Rumah

Sena Marselina
Chapter #2

2. Semesta dan Perlakuannya

Ketika adzan subuh berkumandang, Kira sudah bangun untuk menunaikan ibadah. Setelah itu dia beralih ke dapur untuk beberes sambil memasak sarapan pagi. Semua pekerjaan rumah Kira yang selesaikan. Bukan lagi ibunya. Terhitung semenjak ibunya diagnosa stroke, Kira yang menggantikan peran ibu rumah tangga di rumahnya.

“Bu?”

Kira mendorong pintu kamar ibunya perlahan. Di tangannya membawa sebaskom air hangat beserta handuk. Kira berniat untuk memandikan ibunya, sebab belau tidak akan mampu melakukannya sendiri.

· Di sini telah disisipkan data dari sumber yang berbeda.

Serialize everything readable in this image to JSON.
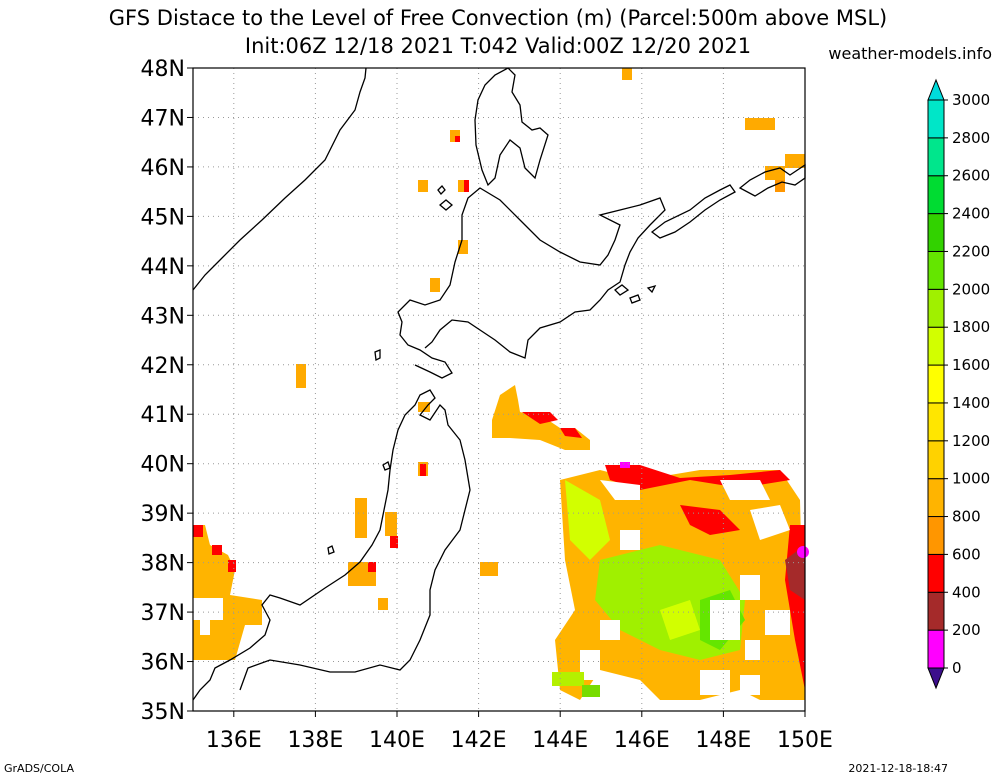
{
  "title_line1": "GFS Distace to the Level of Free Convection (m) (Parcel:500m above MSL)",
  "title_line2": "Init:06Z 12/18 2021 T:042 Valid:00Z 12/20 2021",
  "brand": "weather-models.info",
  "footer_left": "GrADS/COLA",
  "footer_right": "2021-12-18-18:47",
  "lat_labels": [
    "35N",
    "36N",
    "37N",
    "38N",
    "39N",
    "40N",
    "41N",
    "42N",
    "43N",
    "44N",
    "45N",
    "46N",
    "47N",
    "48N"
  ],
  "lon_labels": [
    "136E",
    "138E",
    "140E",
    "142E",
    "144E",
    "146E",
    "148E",
    "150E"
  ],
  "colorbar": {
    "labels": [
      "0",
      "200",
      "400",
      "600",
      "800",
      "1000",
      "1200",
      "1400",
      "1600",
      "1800",
      "2000",
      "2200",
      "2400",
      "2600",
      "2800",
      "3000"
    ],
    "colors": [
      "#3c0e8c",
      "#ff00ff",
      "#a52a2a",
      "#ff0000",
      "#ff9600",
      "#ffb400",
      "#ffd200",
      "#ffe600",
      "#ffff00",
      "#d2ff00",
      "#a0f000",
      "#64e600",
      "#32d200",
      "#00dc32",
      "#00e68c",
      "#00e6c8",
      "#00dcdc"
    ]
  },
  "colors": {
    "coast": "#000000",
    "grid": "#999999",
    "orange": "#ffaa00",
    "red": "#ff0000",
    "yellow_green": "#b4f000",
    "light_green": "#78dc00"
  }
}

Sudah dua tahun lebih Kira melakukan itu. Dan setiap kali melakukannya, air matanya akan selalu menetes. Kira tak kuasa melihat kondisi ibunya. Rasanya ingin sekali menggantikan posisi ibu, tapi itu tidak akan pernah mungkin terjadi. Perkataan itu hanya menjadi negoisasi dengan tuhan yang tidak akan pernah disetujui. Maka dari itu Kira berusaha tetap kuat dan tegar menghadapi setiap ujian yang tuhan berikan kekepadanya.

“RR-Ra.”

“Ibu udah bangun ternyata.”

Tangan Ibu yang melipat menyentuh dagu berusaha bergerak, tapi dengan segera Kira datang membantu. Gadis itu menaruh baskom dan handuk yang ia bawa di atas meja.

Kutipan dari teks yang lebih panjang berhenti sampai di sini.